Earlier in the day Helaine had gotten out of the house as the exterminator did his thing. She stooped in our tiny front yard in Branford, planting impatiens. I couldn’t figure out how she was doing it. I still can’t
Now, with me home, she was getting ready to call the obstetrician. He listened to her signs and told her, “not yet.” We turned on the TV.
I’m not sure if every program on “Nick at Nite” that night was the Mary Tyler Moore Show, but it seemed that way. We sat and watched and wondered. Even if Helaine would have seen a foot sticking out of her, she wouldn’t have called the doctor back. Luckily, she didn’t have to.

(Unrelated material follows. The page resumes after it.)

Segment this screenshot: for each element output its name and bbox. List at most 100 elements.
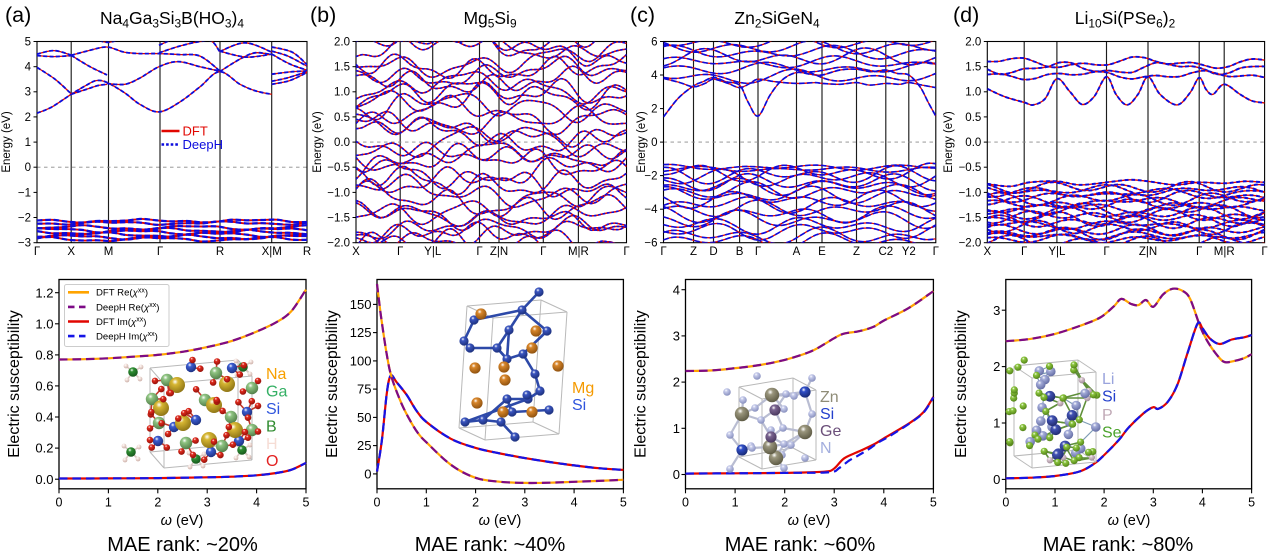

Somewhere in the middle of the night the phone rang. It was the doctor. Go to the hospital – they’ll be waiting.
Helaine was having moderately intense contractions by this time (who am I to say they’re moderate – let’s face it, if guys had contractions, we’d just pass out on the spot). Branford was deserted, as was I-95 and Route 34. I ran the only red light I hit… not because we had to, but because my wife was having a baby. It was my right to do as I wished on the road.
I’m not going to go into details about what happened when we got to the hospital. That’s not because it was gory or bad, but because Helaine has worked it into a stand-up comedy routine worthy of 6 minutes on Letterman. Least it to say, Helaine feels the receptionist was more interested in my celebrity than her pregnancy.
Labor was not easy for Helaine. I believe Steffie was auditioning for Cirque du Soleil in there – twisting and turning and getting caught up in her own umbilical cord. It was very scary as doctors and nurses scurried around and prepared Helaine for the emergency C-section they never had to perform.
It wasn’t until mid afternoon that Steffie thought enough was enough, and out she came. She was, and still is beautiful. She was, and still is our baby. This, of course, is a bone of contention between father and daughter.
I know it’s difficult for her to understand, at age 17 when it seems she should be a grown-up, but we can still close our eyes and see her wrapped up tight with the little stocking hat (which we still have). I can feel her in my arms as the nurse handed her to me and our feelings of joy and relief that she had ten fingers, ten toes and all the standard equipment.
The photo, the one with me holding Steffie just a few minutes after her birth, is one of my proudest possessions. Of course Helaine did all the hard work, but I get some credit too.
So today is Steffie’s day. I just hope she’ll take a cue from the Oscars and Emmys and thank the people behind the scenes who made it all possible.